Modelling Jupiter's global and regional magnetic fields using physics-informed neural networks

As is known, neural networks can universally approximate any complex functions. This ground truth naturally makes it a suitable candidate for solution representation of complex partial differential equation (PDE) governed. For planetary magnetic field modelling problem, spherical harmonic functions are most used as standard modelling method. Spherical harmonic method requires globally nearly uniformly distributed observations. Meanwhile this method has quite limited ability for conducting regional field modelling. Instead, neural networks have great potential to deal with global or regional modelling problems.

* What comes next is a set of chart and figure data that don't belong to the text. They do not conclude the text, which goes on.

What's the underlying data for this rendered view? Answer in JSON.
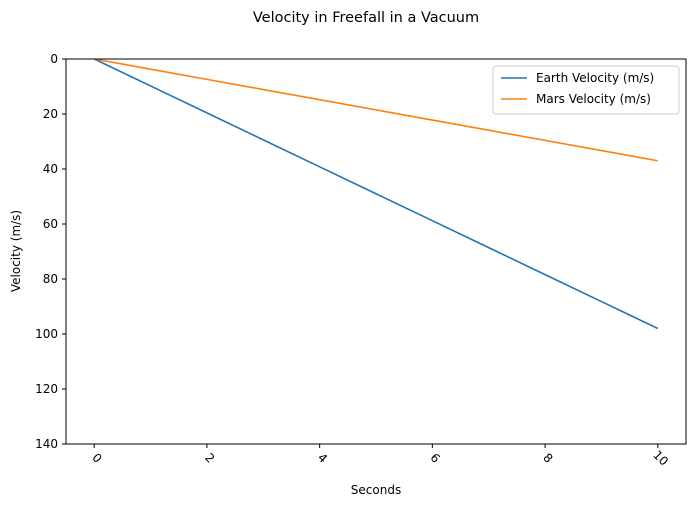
{
  "chart_data": {
    "type": "line",
    "title": "Velocity in Freefall in a Vacuum",
    "xlabel": "Seconds",
    "ylabel": "Velocity (m/s)",
    "x": [
      0,
      1,
      2,
      3,
      4,
      5,
      6,
      7,
      8,
      9,
      10
    ],
    "series": [
      {
        "name": "Earth Velocity (m/s)",
        "color": "#1f77b4",
        "values": [
          0,
          9.8,
          19.6,
          29.4,
          39.2,
          49.0,
          58.8,
          68.6,
          78.4,
          88.2,
          98.0
        ]
      },
      {
        "name": "Mars Velocity (m/s)",
        "color": "#ff7f0e",
        "values": [
          0,
          3.7,
          7.4,
          11.1,
          14.8,
          18.5,
          22.2,
          25.9,
          29.6,
          33.3,
          37.0
        ]
      }
    ],
    "xlim": [
      -0.5,
      10.5
    ],
    "ylim": [
      0,
      140
    ],
    "y_inverted": true,
    "xticks": [
      0,
      2,
      4,
      6,
      8,
      10
    ],
    "yticks": [
      0,
      20,
      40,
      60,
      80,
      100,
      120,
      140
    ],
    "xtick_rotation": 45,
    "grid": false,
    "legend_position": "top-right"
  }
}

In this work, we thoroughly investigate the representative ability of neural networks for magnetic field modelling problem at global and regional scale, and concentrate on a specific neural network, that is physics-informed neural networks (PINNs) for implementation. PINNs makes it easier to incorporate different kinds of informed physics within a uniform optimization framework. Through synthetic model tests and partial mathematical proof, we showcase the importance of employing natural boundary condition, Laplace equation constraint and Poisson equation constraint at suitable collocation points for a reasonable and accurate magnetic field representation and introduce the detailed scheme for implementation. Finally, we use newly released Juno mission measurements, and present a global PINNs model for Jupiter's magnetic field, and a regional PINNs model for Great Blue Spot (GBS) region. Comparison with spherical harmonic model has been conducted to evaluate the correctness and flexibility of PINNs models.